Meme punya daya kekuatan untuk menyampaikan “rasa geram yang terpendam”. Ia sanggup mewakili jerit batin publik tanpa pidato, mengibarkan protes sopir truk yang kecewa terhadap pungli, kasus-kasus korupsi, hingga kecurangan berantai di kalangan elite pemerintah.
Hal yang sama juga terjadi pada topeng Dali dari La Casa de Papel (mewarnai aksi-aksi demonstrasi), mural semangka untuk solidaritas terhadap Palestina, dan kini terjadi pada bendera bajak laut. Dan generasi muda yang merupakan mayoritas dari demografi Indonesia berhasil menjadi pionir dalam menyulap ikon budaya pop menjadi senjata politik.
Ironi pun terjadi: generasi yang dianggap apatis, mager, Indonesia cemas dan burnout yang terbenam oleh paparan TikTok kini berduyun-duyun ingin mengibarkan bendera yang membuat negara bergidik panik dan berkeringat waswas. Walhasil, gayung bersambut, keresahan terpendam ini pun menjangkau hingga melibatkan banyak generasi, lintas usia.
Tak heran bila dalam kajian kontemporer tentang kepemudaan, rasa geram dan harapan justru menjadi dua suntikan energi politik yang saling melengkapi. Dalam buku Young People and the Politics of Outrage and Hope (Editor: Peter Kelly dkk., 2018) menunjukkan bagaimana generasi muda di seluruh dunia—dari Athena sampai Jakarta—menyuarakan kegeraman mereka dengan cara baru yang tidak melulu lewat partai atau parlemen, melainkan melalui seni, simbol, hingga meme.

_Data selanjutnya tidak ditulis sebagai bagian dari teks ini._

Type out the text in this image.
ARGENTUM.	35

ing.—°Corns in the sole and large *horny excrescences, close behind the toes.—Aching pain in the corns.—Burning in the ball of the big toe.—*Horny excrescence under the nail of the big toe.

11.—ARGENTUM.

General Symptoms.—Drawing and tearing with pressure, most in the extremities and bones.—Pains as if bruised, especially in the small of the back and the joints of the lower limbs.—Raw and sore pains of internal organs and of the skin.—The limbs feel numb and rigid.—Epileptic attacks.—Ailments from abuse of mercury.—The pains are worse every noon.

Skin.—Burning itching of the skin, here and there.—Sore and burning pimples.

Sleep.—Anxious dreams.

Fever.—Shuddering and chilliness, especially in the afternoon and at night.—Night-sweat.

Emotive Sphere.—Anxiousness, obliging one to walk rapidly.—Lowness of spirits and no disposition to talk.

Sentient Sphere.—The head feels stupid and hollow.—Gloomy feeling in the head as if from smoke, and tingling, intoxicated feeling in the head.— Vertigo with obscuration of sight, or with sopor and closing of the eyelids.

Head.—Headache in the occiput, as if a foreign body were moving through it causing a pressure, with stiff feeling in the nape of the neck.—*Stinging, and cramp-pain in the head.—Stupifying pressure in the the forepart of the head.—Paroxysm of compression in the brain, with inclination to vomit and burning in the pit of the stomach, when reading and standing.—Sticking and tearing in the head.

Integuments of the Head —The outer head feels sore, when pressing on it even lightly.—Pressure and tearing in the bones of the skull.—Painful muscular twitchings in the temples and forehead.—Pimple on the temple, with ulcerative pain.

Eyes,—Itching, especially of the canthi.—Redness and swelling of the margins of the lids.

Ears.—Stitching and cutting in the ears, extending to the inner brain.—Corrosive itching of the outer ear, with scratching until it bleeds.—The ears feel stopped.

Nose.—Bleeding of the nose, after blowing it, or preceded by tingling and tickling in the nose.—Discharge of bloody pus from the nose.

Mereka menggambar, memproduksi konten audiovisual, carousel tentang tengkorak bertopi jerami, dan menyebarkannya ribuan kali secara kreatif. Yang mereka tawarkan bukanlah lelucon, melainkan suatu pesan: bahwa ada sesuatu yang busuk, dan mereka tahu persis di mana titik pusatnya.
Pemerintah yang paranoid
Namun, kenapa negara dan pemerintah kita separanoid itu? Mungkin karena mereka sadar: simbol dapat mengoyak legitimasi lebih cepat ketimbang riset. Humor dan satire dapat melucuti kekuasaan, menjadikan mereka tampak konyol dalam sekedipan mata. Dan, satu lagi, pemerintah yang otoriter tak pernah benar-benar takut pada data—toh, mereka sendiri sanggup dan punya segala fasilitas dan biaya untuk memanipulasinya (ingat data BPS soal kemiskinan? Atau proyek penulisan ulang sejarah nasional?).
Hanya saja, ada yang tak sanggup mereka kendalikan dengan rasa takut: mereka gentar pada makna. Dalam sistem politik yang terlalu berbakat dalam mencipta “ilusi kebersatuan” dan “keharmonisan palsu”, kehadiran simbol alternatif beserta maknanya yang dipahami banyak orang adalah sebuah mimpi buruk.
Apalagi jika simbol itu bersifat jenaka, komikal, kebak parodi sekaligus menyiratkan tawa getir yang sarat ironi. Tak kaget jika dalam daftar panjang sejarah represi, penguasa lebih sering panik melihat gambar dan mural ketimbang mendengar argumentasi atau bahkan agitasi konfrontatif yang bersifat langsung.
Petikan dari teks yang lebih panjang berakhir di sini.